Le 29/01/2020, la division d’opposition rend la présente
DÉCISION:
1. l’ opposition no B 3 053 398 est rejetée dans son intégralité.
2. l’opposante supporte les frais, fixés à 300 EUR.
MOTIFS
L’opposante a formé une opposition à l’encontre d’une partie des produits et services désignés dans la demande de marque de l’Union européenne no 17 576 026 pour la marque verbale «Life Inn», à l’égard de tous les produits et services compris dans les classes 3, 5, 21 et 35.L’opposition est fondée sur l’enregistrement de la marque de
l’Union européenne no 7 298 847 de la marque figurative. L’opposante a invoqué l’article 8, paragraphe 1, point b) du RMUE.
PREUVE DE L’USAGE
Conformément à l’article 47, paragraphe 2 et (3) du RMUE, sur requête de la demanderesse, l’opposante doit apporter la preuve que, au cours des cinq années qui précèdent la date de dépôt ou, le cas échéant, la date de priorité de la marque contestée, la marque antérieure a fait l’objet d’un usage sérieux dans les territoires où elle est protégée en lien avec les produits ou les services pour lesquels elle est enregistrée et sur lesquels l’opposition est fondée, ou qu’il existe de justes motifs pour le non-usage.La marque antérieure est soumise à l’obligation d’usage si, à cette date, elle était enregistrée depuis cinq ans au moins.
En vertu de cette même disposition, à défaut d’une telle preuve, l’opposition sera rejetée.

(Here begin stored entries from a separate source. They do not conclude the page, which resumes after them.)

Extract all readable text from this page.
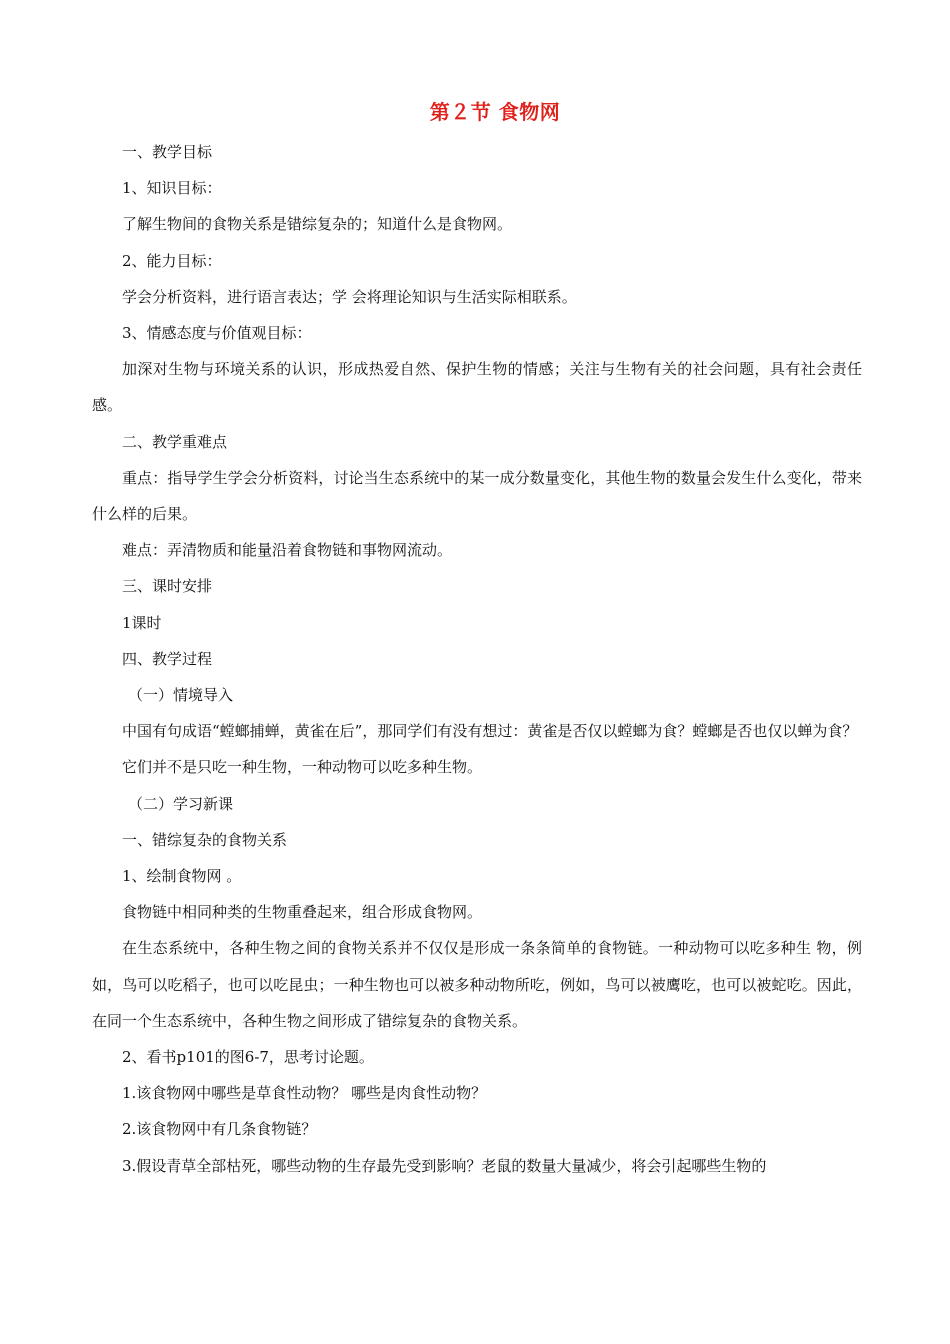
第２节 食物网

一、教学目标

1、知识目标：

了解生物间的食物关系是错综复杂的；知道什么是食物网。

2、能力目标：

学会分析资料，进行语言表达；学 会将理论知识与生活实际相联系。

3、情感态度与价值观目标：

加深对生物与环境关系的认识，形成热爱自然、保护生物的情感；关注与生物有关的社会问题，具有社会责任感。

二、教学重难点

重点：指导学生学会分析资料，讨论当生态系统中的某一成分数量变化，其他生物的数量会发生什么变化，带来什么样的后果。

难点：弄清物质和能量沿着食物链和事物网流动。

三、课时安排

1课时

四、教学过程

（一）情境导入

中国有句成语“螳螂捕蝉，黄雀在后”，那同学们有没有想过：黄雀是否仅以螳螂为食？螳螂是否也仅以蝉为食？

它们并不是只吃一种生物，一种动物可以吃多种生物。

（二）学习新课

一、错综复杂的食物关系

1、绘制食物网 。

食物链中相同种类的生物重叠起来，组合形成食物网。

在生态系统中，各种生物之间的食物关系并不仅仅是形成一条条简单的食物链。一种动物可以吃多种生 物，例如，鸟可以吃稻子，也可以吃昆虫；一种生物也可以被多种动物所吃，例如，鸟可以被鹰吃，也可以被蛇吃。因此，在同一个生态系统中，各种生物之间形成了错综复杂的食物关系。

2、看书p101的图6-7，思考讨论题。

1.该食物网中哪些是草食性动物？ 哪些是肉食性动物？

2.该食物网中有几条食物链？

3.假设青草全部枯死，哪些动物的生存最先受到影响？老鼠的数量大量减少，将会引起哪些生物的
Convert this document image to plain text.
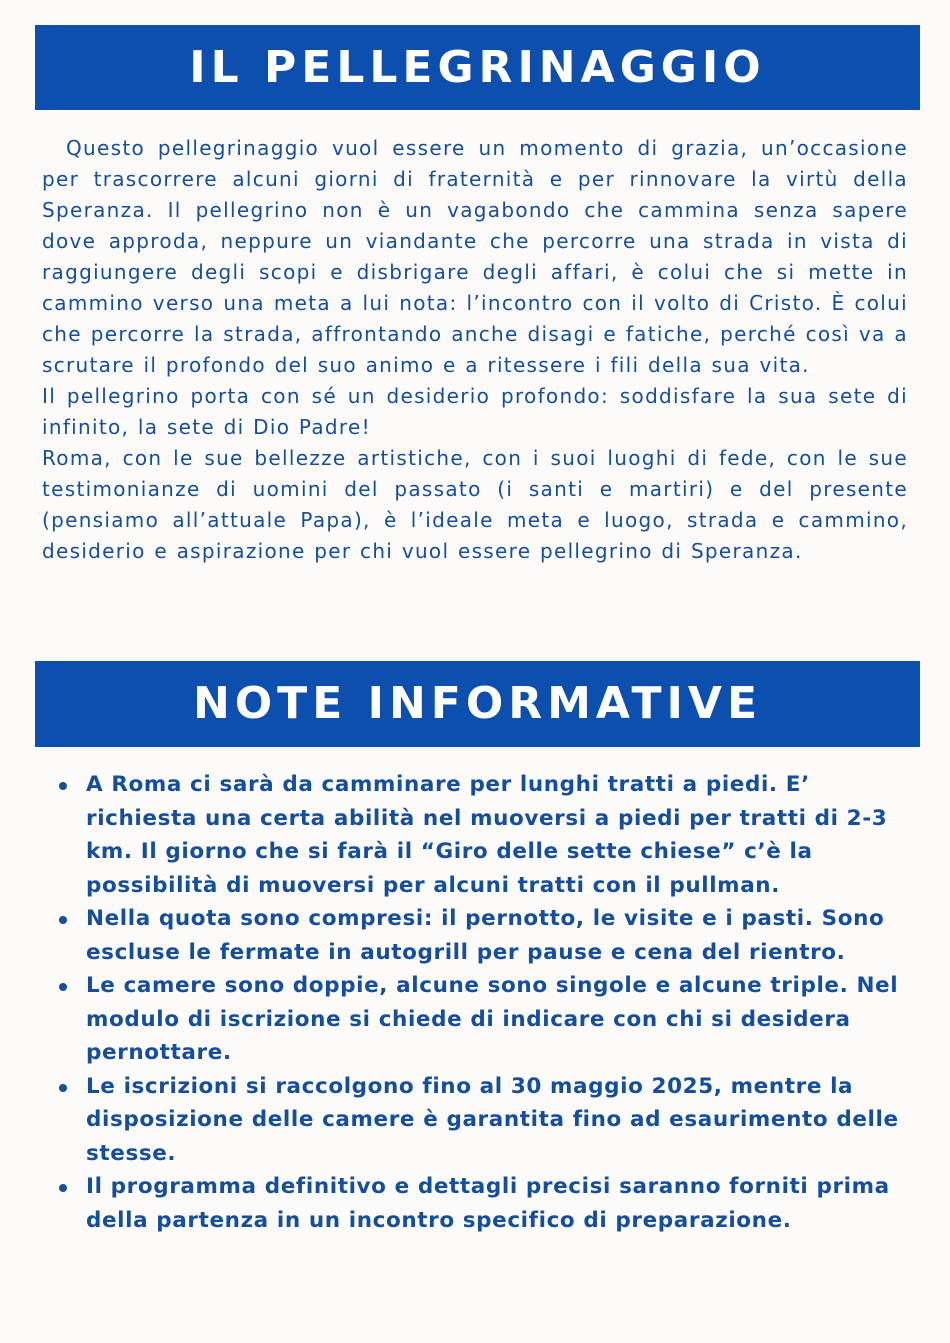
IL PELLEGRINAGGIO

Questo pellegrinaggio vuol essere un momento di grazia, un’occasione per trascorrere alcuni giorni di fraternità e per rinnovare la virtù della Speranza. Il pellegrino non è un vagabondo che cammina senza sapere dove approda, neppure un viandante che percorre una strada in vista di raggiungere degli scopi e disbrigare degli affari, è colui che si mette in cammino verso una meta a lui nota: l’incontro con il volto di Cristo. È colui che percorre la strada, affrontando anche disagi e fatiche, perché così va a scrutare il profondo del suo animo e a ritessere i fili della sua vita.

Il pellegrino porta con sé un desiderio profondo: soddisfare la sua sete di infinito, la sete di Dio Padre!

Roma, con le sue bellezze artistiche, con i suoi luoghi di fede, con le sue testimonianze di uomini del passato (i santi e martiri) e del presente (pensiamo all’attuale Papa), è l’ideale meta e luogo, strada e cammino, desiderio e aspirazione per chi vuol essere pellegrino di Speranza.

NOTE INFORMATIVE
A Roma ci sarà da camminare per lunghi tratti a piedi. E’ richiesta una certa abilità nel muoversi a piedi per tratti di 2-3 km. Il giorno che si farà il “Giro delle sette chiese” c’è la possibilità di muoversi per alcuni tratti con il pullman.
Nella quota sono compresi: il pernotto, le visite e i pasti. Sono escluse le fermate in autogrill per pause e cena del rientro.
Le camere sono doppie, alcune sono singole e alcune triple. Nel modulo di iscrizione si chiede di indicare con chi si desidera pernottare.
Le iscrizioni si raccolgono fino al 30 maggio 2025, mentre la disposizione delle camere è garantita fino ad esaurimento delle stesse.
Il programma definitivo e dettagli precisi saranno forniti prima della partenza in un incontro specifico di preparazione.
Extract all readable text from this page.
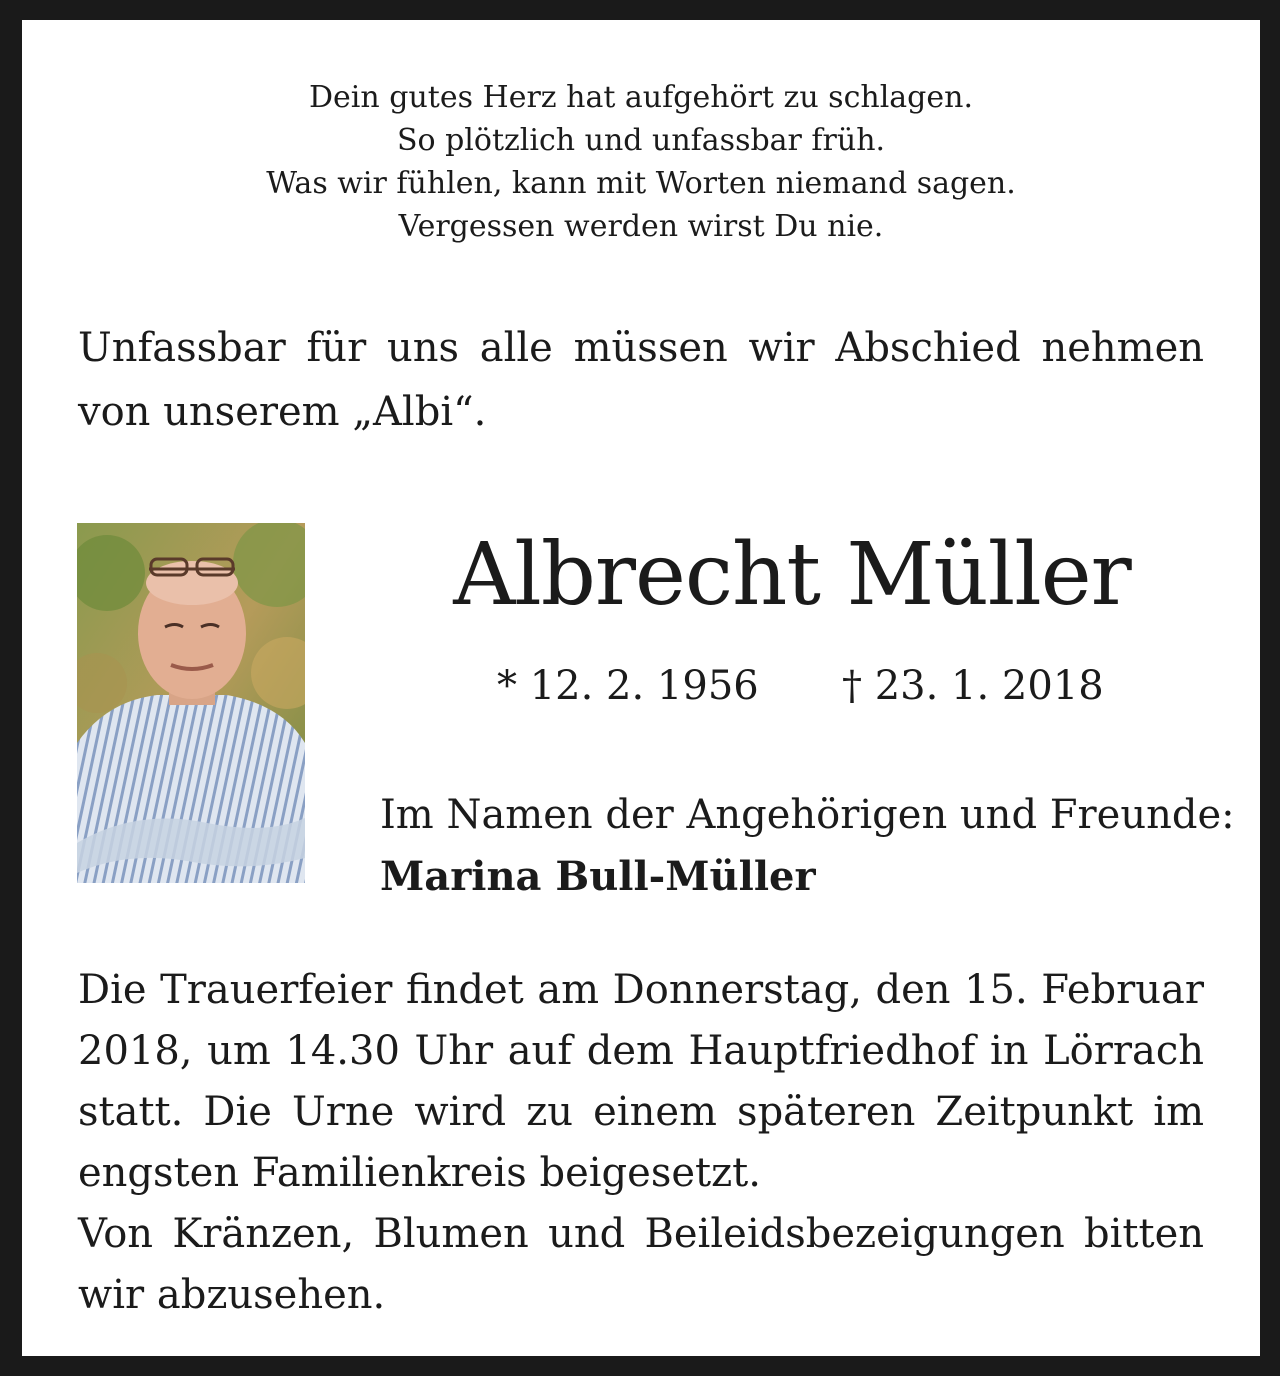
Dein gutes Herz hat aufgehört zu schlagen.
So plötzlich und unfassbar früh.
Was wir fühlen, kann mit Worten niemand sagen.
Vergessen werden wirst Du nie.
Unfassbar für uns alle müssen wir Abschied nehmen von unserem „Albi“.
Albrecht Müller
* 12. 2. 1956 † 23. 1. 2018
Im Namen der Angehörigen und Freunde:
Marina Bull-Müller

Die Trauerfeier findet am Donnerstag, den 15. Februar 2018, um 14.30 Uhr auf dem Hauptfriedhof in Lörrach statt. Die Urne wird zu einem späteren Zeitpunkt im engsten Familienkreis beigesetzt.

Von Kränzen, Blumen und Beileidsbezeigungen bitten wir abzusehen.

Décision sur l’opposition no B 3 053 398 page:2De7
La demanderesse a demandé à l’opposante de produire la preuve de l’usage de la marque sur laquelle l’opposition est fondée, à savoir la marque de l’Union européenne
no 7 298 847 pour la marque figurative.
La demande d’enregistrement de la marque contestée date du 11/12/2017.L’opposante était dès lors tenue de démontrer que la marque sur laquelle l’opposition est fondée a fait l’objet d’un usage sérieux dans l’Union européenne du 11/12/2012 au 10/12/2017 inclus.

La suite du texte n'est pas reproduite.